Camera Media Pipeline

The sorter treats camera video as two separate products:

  • Computer-vision frames: Python/OpenCV-owned, full quality, used for detection, tracking, samples, calibration, and still captures.
  • Browser live preview: WebRTC transport, hardware encoded where possible, optimized for low latency and stable inspection quality.

Python should stay the control plane. It owns camera assignment, capture mode, picture settings, detection orchestration, incidents, sample capture, and metadata. It should not be the long-term 4K live-video encoder.

Target Architecture

Camera
  -> Python/OpenCV CaptureThread
       -> detection / tracking / samples / high-quality stills
       -> metadata events

Camera
  -> platform media pipeline
       -> hardware H.264 encoder
       -> WebRTC browser stream

Browser
  -> video element
  -> metadata overlay canvas/SVG for boxes, zones, incidents, telemetry

The browser overlay is deliberately not burned into the video. That keeps the video encoder focused on the image and lets the UI render boxes/zones crisply at display resolution.

Platform Targets

macOS

Preferred stack:

avfvideosrc -> videoconvert -> vtenc_h264_hw -> h264parse -> WebRTC handoff

The encoder target is Apple VideoToolbox through GStreamer.

Orange Pi 5 / RK3588

Preferred stack:

v4l2src -> videoconvert/RGA -> mpph264enc or rkv4l2h264enc -> h264parse -> WebRTC handoff

The encoder target is the Rockchip media pipeline. Element names vary by image, so the planner accepts mpph264enc, rkv4l2h264enc, or v4l2h264enc.

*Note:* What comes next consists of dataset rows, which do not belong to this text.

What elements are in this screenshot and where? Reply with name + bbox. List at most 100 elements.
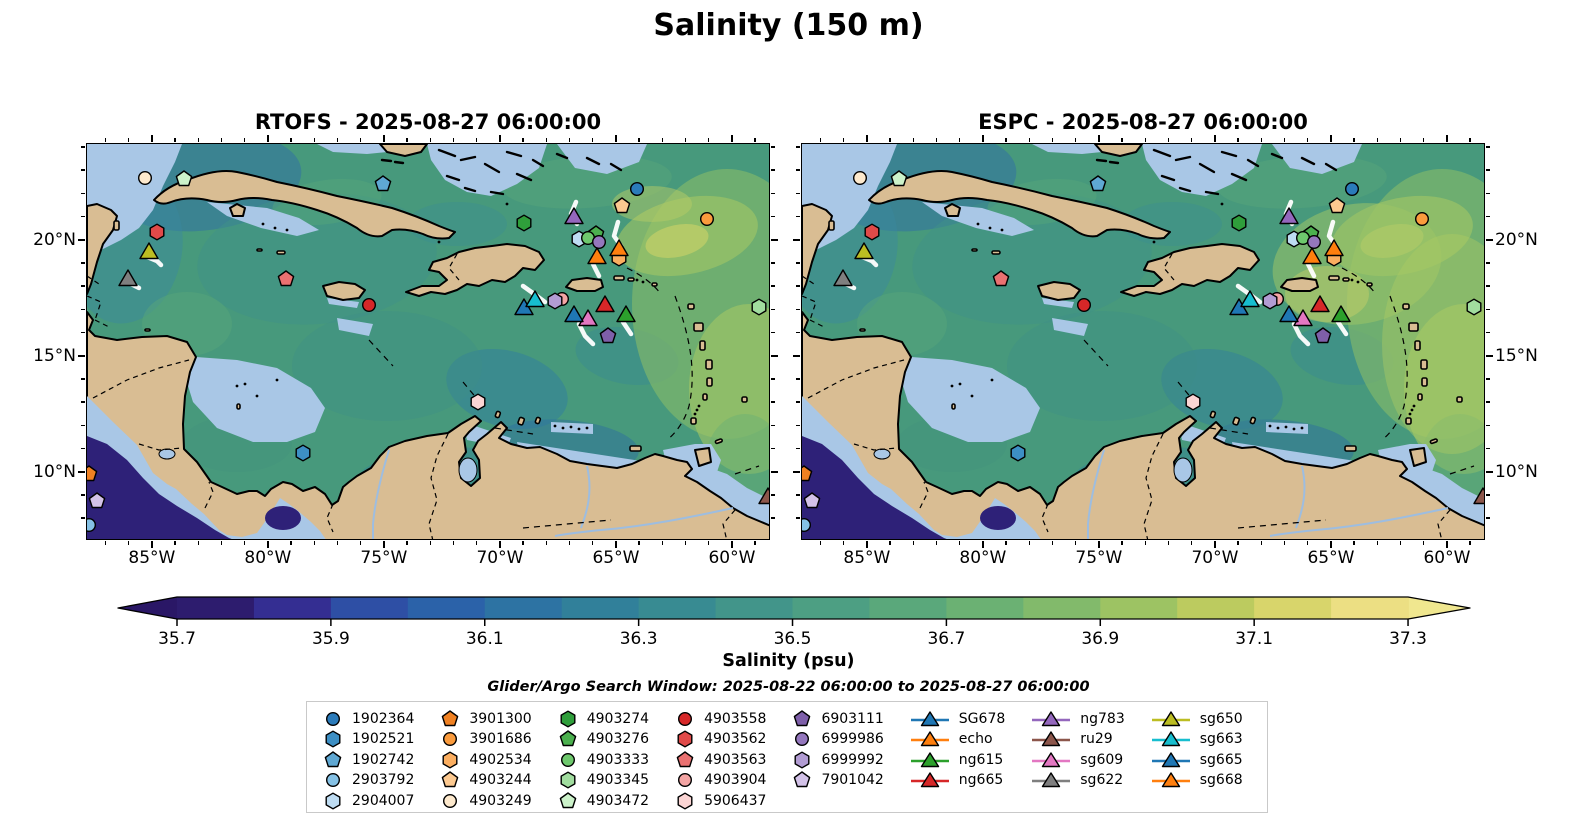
axis-tick bbox=[707, 541, 710, 545]
x-tick-label: 65°W bbox=[592, 548, 640, 568]
hexagon-legend-icon bbox=[560, 710, 576, 728]
axis-tick bbox=[499, 541, 501, 548]
axis-tick bbox=[127, 541, 130, 545]
legend-item-4903562: 4903562 bbox=[675, 730, 766, 750]
axis-tick bbox=[1422, 541, 1425, 545]
argo-marker-icon bbox=[591, 234, 607, 250]
axis-tick bbox=[771, 215, 775, 218]
legend-label: sg650 bbox=[1199, 710, 1243, 727]
pentagon-legend-icon bbox=[794, 710, 811, 726]
argo-marker-icon bbox=[864, 223, 880, 241]
axis-tick bbox=[771, 308, 775, 311]
axis-tick bbox=[81, 517, 85, 519]
marker-echo bbox=[587, 246, 607, 266]
glider-marker-icon bbox=[1310, 295, 1330, 313]
axis-tick bbox=[958, 138, 961, 142]
axis-tick bbox=[1486, 262, 1490, 264]
marker-4903249 bbox=[850, 168, 870, 188]
marker-2903792 bbox=[87, 515, 99, 535]
legend-item-4903276: 4903276 bbox=[558, 730, 649, 750]
legend-item-4903563: 4903563 bbox=[675, 750, 766, 770]
glider-marker-icon bbox=[595, 295, 615, 313]
colorbar-tick-label: 36.1 bbox=[466, 629, 504, 649]
axis-tick bbox=[819, 541, 822, 545]
legend-item-3901300: 3901300 bbox=[440, 709, 532, 729]
argo-marker-icon bbox=[1076, 297, 1092, 313]
legend-label: 1902364 bbox=[352, 710, 415, 727]
axis-tick bbox=[796, 262, 800, 264]
marker-sg668 bbox=[1324, 238, 1344, 258]
legend-label: 6999992 bbox=[821, 751, 884, 768]
axis-tick bbox=[545, 541, 548, 545]
axis-tick bbox=[81, 285, 85, 287]
axis-tick bbox=[793, 355, 800, 357]
glider-legend-icon bbox=[910, 731, 949, 747]
marker-6999986 bbox=[589, 232, 609, 252]
argo-marker-icon bbox=[751, 298, 767, 316]
glider-marker-icon bbox=[1240, 290, 1260, 308]
axis-tick bbox=[1486, 471, 1493, 473]
pentagon-legend-icon bbox=[794, 771, 811, 788]
marker-4903563 bbox=[276, 269, 296, 289]
axis-tick bbox=[731, 135, 733, 142]
axis-tick bbox=[771, 471, 778, 473]
colorbar-tick-label: 36.9 bbox=[1081, 629, 1119, 649]
legend-label: 4903558 bbox=[704, 710, 767, 727]
axis-tick bbox=[771, 146, 775, 148]
axis-tick bbox=[1486, 424, 1490, 427]
axis-tick bbox=[1486, 494, 1490, 496]
circle-legend-icon bbox=[443, 732, 458, 747]
axis-tick bbox=[81, 378, 85, 380]
axis-tick bbox=[771, 331, 775, 334]
legend-label: sg609 bbox=[1080, 751, 1124, 768]
axis-tick bbox=[1486, 401, 1490, 403]
glider-marker-icon bbox=[616, 305, 636, 323]
axis-tick bbox=[243, 541, 246, 545]
axis-tick bbox=[842, 138, 845, 142]
axis-tick bbox=[591, 541, 594, 545]
argo-marker-icon bbox=[175, 170, 193, 187]
axis-tick bbox=[638, 541, 640, 545]
argo-marker-icon bbox=[802, 518, 811, 532]
marker-6903111 bbox=[598, 326, 618, 346]
axis-tick bbox=[1005, 541, 1007, 545]
axis-tick bbox=[220, 541, 223, 545]
axis-tick bbox=[1469, 138, 1471, 142]
glider-marker-icon bbox=[1279, 305, 1299, 323]
axis-tick bbox=[796, 331, 800, 334]
legend-item-sg622: sg622 bbox=[1031, 771, 1124, 791]
glider-legend-icon bbox=[1032, 711, 1071, 726]
marker-1902521 bbox=[1008, 443, 1028, 463]
axis-tick bbox=[197, 541, 200, 545]
marker-4903472 bbox=[889, 169, 909, 189]
axis-tick bbox=[771, 378, 775, 380]
pentagon-legend-icon bbox=[442, 710, 459, 726]
marker-5906437 bbox=[1183, 392, 1203, 412]
legend-label: 5906437 bbox=[704, 792, 767, 809]
legend-item-1902364: 1902364 bbox=[323, 709, 414, 729]
argo-marker-icon bbox=[1314, 327, 1332, 344]
glider-legend-icon bbox=[910, 772, 949, 788]
axis-tick bbox=[81, 192, 85, 195]
argo-marker-icon bbox=[802, 465, 813, 482]
legend-item-1902521: 1902521 bbox=[323, 730, 414, 750]
marker-ng665 bbox=[1310, 294, 1330, 314]
colorbar-tick-label: 35.9 bbox=[312, 629, 350, 649]
axis-tick bbox=[1399, 138, 1402, 142]
axis-tick bbox=[1486, 192, 1490, 195]
x-tick-label: 75°W bbox=[1075, 548, 1123, 568]
legend-item-4903274: 4903274 bbox=[558, 709, 649, 729]
legend-item-4903249: 4903249 bbox=[440, 791, 532, 811]
axis-tick bbox=[1486, 447, 1490, 450]
legend-item-6903111: 6903111 bbox=[792, 709, 884, 729]
glider-legend-icon bbox=[1151, 711, 1190, 726]
axis-tick bbox=[796, 378, 800, 380]
axis-tick bbox=[771, 285, 775, 287]
axis-tick bbox=[958, 541, 961, 545]
axis-tick bbox=[1330, 541, 1332, 548]
colorbar-svg: 35.7 35.9 36.1 36.3 36.5 36.7 36.9 37.1 37.3 bbox=[117, 596, 1471, 649]
colorbar-tick-label: 36.7 bbox=[927, 629, 965, 649]
axis-tick bbox=[174, 541, 176, 545]
axis-tick bbox=[78, 239, 85, 241]
axis-tick bbox=[452, 541, 455, 545]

Current Implementation Marker

GET /api/cameras/media-pipeline reports the desired backend per camera role. It returns:

  • selected backend: gstreamer_hardware or the current python_aiortc fallback
  • required tools and GStreamer elements
  • the planned GStreamer pipeline stage
  • why the system is falling back

This endpoint is the migration boundary: UI and runtime code should depend on this capability state instead of hardcoding transport decisions across components.

Migration Rules

  • Prefer lowering preview FPS over lowering capture resolution.
  • Keep full-resolution still capture available even when live preview is reduced.
  • Do not duplicate camera opens for normal operation.
  • Do not burn overlays into the long-term live-video stream.
  • Keep Python aiortc as a fallback, not as the final 4K preview foundation.